GrokSurf's San Diego

Local observations on water, environment, technology, law & politics

California potable reuse study gets a boost with SB 322

Posted by George J Janczyn on October 10, 2013

Many people will remember that in September 2010 Gov. Schwarzenegger signed into law SB 918 which required the State Department of Public Health to investigate the feasibility of developing uniform water recycling criteria for direct potable reuse, and to provide a final report on that investigation to the Legislature.

Locals may now be experiencing a feeling of déjà vu after reading U-T San Diego’s report about SB 322 signed by Governor Brown (Brown signs bill to boost SD ‘toilet-to-tap’ plans).

The U-T writes that SB 322 : “…gives the Department of Public Health, working with the State Water Resources Control, until Sept. 1, 2016 to issue a draft feasibility report” on potable reuse and “calls for an expert panel and advisory groups to study the best course for regulating wastewater-to-drinking-water and then submit those recommendations to the two state agencies for review.

Sound like the same thing? It is, mostly, with a few differences:

  • The old bill (SB 918) directed the Department of Public Health to perform the investigation and prepare a report for the legislature by December 31, 2016. The new bill (SB 322) directs that the Department of Public Health perform the investigation in consultation with the State Water Resources Control Board.
  • The old bill required a public review draft to be completed by June 30, 2016. The new bill gives more time for the public review draft to be completed, shifting it to September 1, 2016.
  • The old bill required an expert panel to be convened for purposes of the investigation, but didn’t say when. The new bill says the expert panel must be convened and administered on or before February 15, 2014.
  • The old bill said the department may appoint an advisory group. The new bill says the department must convene an advisory group on or before January 15, 2014.

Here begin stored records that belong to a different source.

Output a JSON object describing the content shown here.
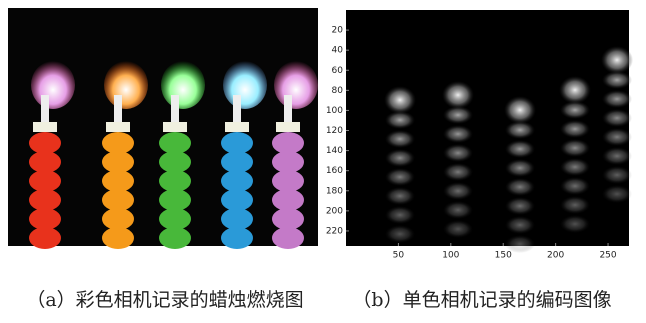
{
  "figure": {
    "panel_a": {
      "caption": "（a）彩色相机记录的蜡烛燃烧图"
    },
    "panel_b": {
      "caption": "（b）单色相机记录的编码图像",
      "xlim": [
        0,
        270
      ],
      "ylim": [
        0,
        235
      ],
      "xticks": [
        50,
        100,
        150,
        200,
        250
      ],
      "yticks": [
        20,
        40,
        60,
        80,
        100,
        120,
        140,
        160,
        180,
        200,
        220
      ]
    }
  }
}
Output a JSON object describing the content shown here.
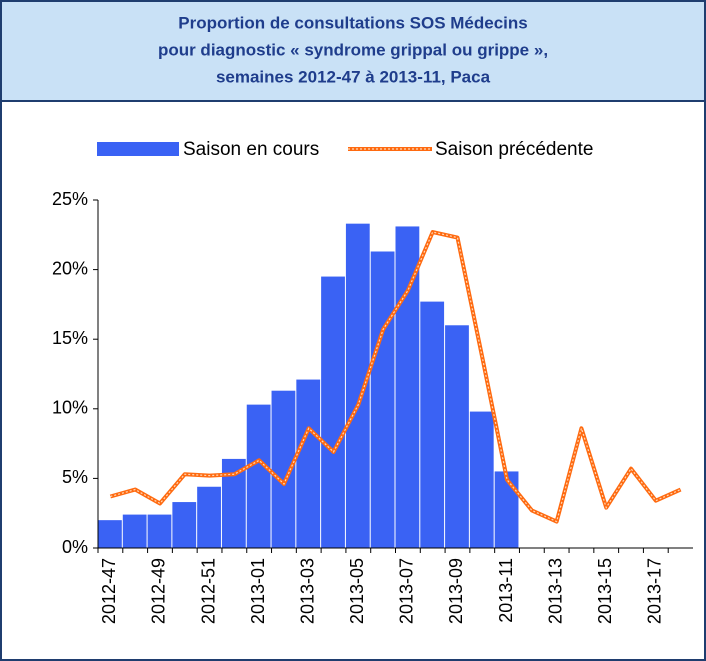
{
  "chart_data": {
    "type": "bar-line",
    "title": [
      "Proportion de consultations SOS Médecins",
      "pour diagnostic « syndrome grippal ou grippe »,",
      "semaines 2012-47 à 2013-11, Paca"
    ],
    "categories": [
      "2012-47",
      null,
      "2012-49",
      null,
      "2012-51",
      null,
      "2013-01",
      null,
      "2013-03",
      null,
      "2013-05",
      null,
      "2013-07",
      null,
      "2013-09",
      null,
      "2013-11",
      null,
      "2013-13",
      null,
      "2013-15",
      null,
      "2013-17",
      null
    ],
    "series": [
      {
        "name": "Saison en cours",
        "type": "bar",
        "color": "#3a62f4",
        "values": [
          2.0,
          2.4,
          2.4,
          3.3,
          4.4,
          6.4,
          10.3,
          11.3,
          12.1,
          19.5,
          23.3,
          21.3,
          23.1,
          17.7,
          16.0,
          9.8,
          5.5,
          null,
          null,
          null,
          null,
          null,
          null,
          null
        ]
      },
      {
        "name": "Saison précédente",
        "type": "line",
        "color": "#ff6a10",
        "values": [
          3.7,
          4.2,
          3.2,
          5.3,
          5.2,
          5.3,
          6.3,
          4.6,
          8.6,
          6.9,
          10.3,
          15.7,
          18.5,
          22.7,
          22.3,
          13.7,
          4.9,
          2.7,
          1.9,
          8.6,
          2.9,
          5.7,
          3.4,
          4.2
        ]
      }
    ],
    "ylim": [
      0,
      25
    ],
    "yticks": [
      {
        "value": 0,
        "label": "0%"
      },
      {
        "value": 5,
        "label": "5%"
      },
      {
        "value": 10,
        "label": "10%"
      },
      {
        "value": 15,
        "label": "15%"
      },
      {
        "value": 20,
        "label": "20%"
      },
      {
        "value": 25,
        "label": "25%"
      }
    ],
    "grid": false,
    "legend": "top"
  }
}
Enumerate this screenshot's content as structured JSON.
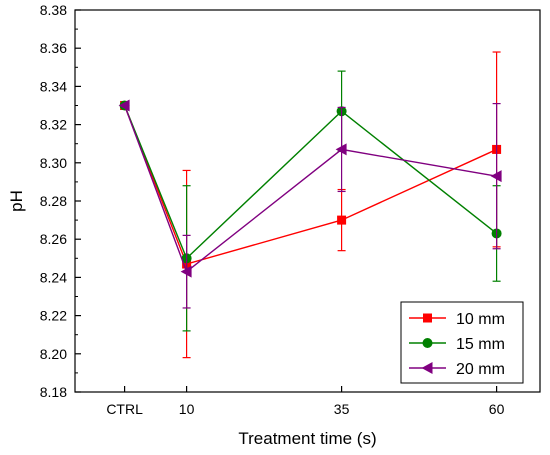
{
  "chart_data": {
    "type": "line",
    "xlabel": "Treatment time (s)",
    "ylabel": "pH",
    "categories": [
      "CTRL",
      "10",
      "35",
      "60"
    ],
    "x_positions": [
      0,
      10,
      35,
      60
    ],
    "xlim": [
      -8,
      67
    ],
    "ylim": [
      8.18,
      8.38
    ],
    "yticks": [
      "8.18",
      "8.20",
      "8.22",
      "8.24",
      "8.26",
      "8.28",
      "8.30",
      "8.32",
      "8.34",
      "8.36",
      "8.38"
    ],
    "grid": false,
    "legend_position": "bottom-right",
    "series": [
      {
        "name": "10 mm",
        "color": "#ff0000",
        "marker": "square",
        "values": [
          8.33,
          8.247,
          8.27,
          8.307
        ],
        "errors": [
          0,
          0.049,
          0.016,
          0.051
        ]
      },
      {
        "name": "15 mm",
        "color": "#008000",
        "marker": "circle",
        "values": [
          8.33,
          8.25,
          8.327,
          8.263
        ],
        "errors": [
          0,
          0.038,
          0.021,
          0.025
        ]
      },
      {
        "name": "20 mm",
        "color": "#800080",
        "marker": "triangle-left",
        "values": [
          8.33,
          8.243,
          8.307,
          8.293
        ],
        "errors": [
          0,
          0.019,
          0.022,
          0.038
        ]
      }
    ]
  }
}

Other changes include new details covering the scope of the investigation, the composition of the expert panel, and composition of the advisory group. Curiously, while the old bill authorized the department to accept funds “from any source” for the investigation, the new bill authorizes the department to accept funds “from nonstate sources.”

In sum, the new bill adds some urgency to the effort with a deadline for convening the expert panel, changes the advisory group from optional to mandatory, and adds more specifics about the study itself.

San Diego County Water Authority’s news release characterizes the bill well, saying it “…is expected to expedite a transparent and rigorous scientific assessment of “potable reuse” as a potential water source.” (emphasis added by me)

Click here for the full text of the bill with the legislative counsel’s digest.

For background on San Diego’s potable reuse efforts, see the Water Purification Demonstration Project website.


Leave it to good old U-T San Diego. In the opening paragraph of its story on the bill, the U-T says that potable reuse has been “dubbed by critics as “toilet-to-tap.” The U-T’s headline? “Brown signs bill to boost SD ‘toilet-to-tap’ plans.” Once a critic, always a critic, eh?


6 Responses to “California potable reuse study gets a boost with SB 322”

  1. Burt Freeman said

    These Senate bills (SB 918 and SB 322) investigating “direct” potable reuse raise question after question in me, a physicist (and concerned citizen). I’m reminded of the photo in the Water Purification Demonstration Project literature of the sparkling glass of tempting water (it’s potable but don’t drink!). Why can’t I succum to temptation and drink it? Please tell me why; maybe the plant might fail to provide the (quartenary) processing that it is designed to provide; maybe the water is too pure to transmit through the distribution system; —-. Why does this pristine water need to be contaminated by mixing with raw water and sent (at considerable expense) through a treatment plant?

    Pardon me for being naive; aren’t these isssues that any competent engineer could easily solve (by finishing the water, and adding online testing and a little delay storage in the system). Why do we need legislation that calls for THREE YEARS of administratively-bagaged study? (Where is the spell-checker?)

  2. I think one reason they’re taking the slow path to direct potable reuse is due to continued public apprehension that CECs (constituents of emerging concern) in wastewater might survive the purification process, even though that requires pretending that CECs don’t already exist in our current raw water supply. -Gj

    • Burt Freeman said

      But CECs don’t survive the purifications stages, are tested for, and the water can be aborted if the plant fails to remove them. As you say, George, every day we drink water that is subject to this public aprehension; or maybe we don’t by drinking bottled water having the same purity concerns and a lot of environmental problems to boot.

  3. Merle Moshiri said

    Its the Dept. of Public Health that delays our using reclaimed water for drinking water. They have only been “studying it” for the last 20 – 30 year. Wheels of the future grind slowly where so many “jobs” depend on your keeping on and on with the study. Yes, the UT TIMES. Always ready for a backward glance.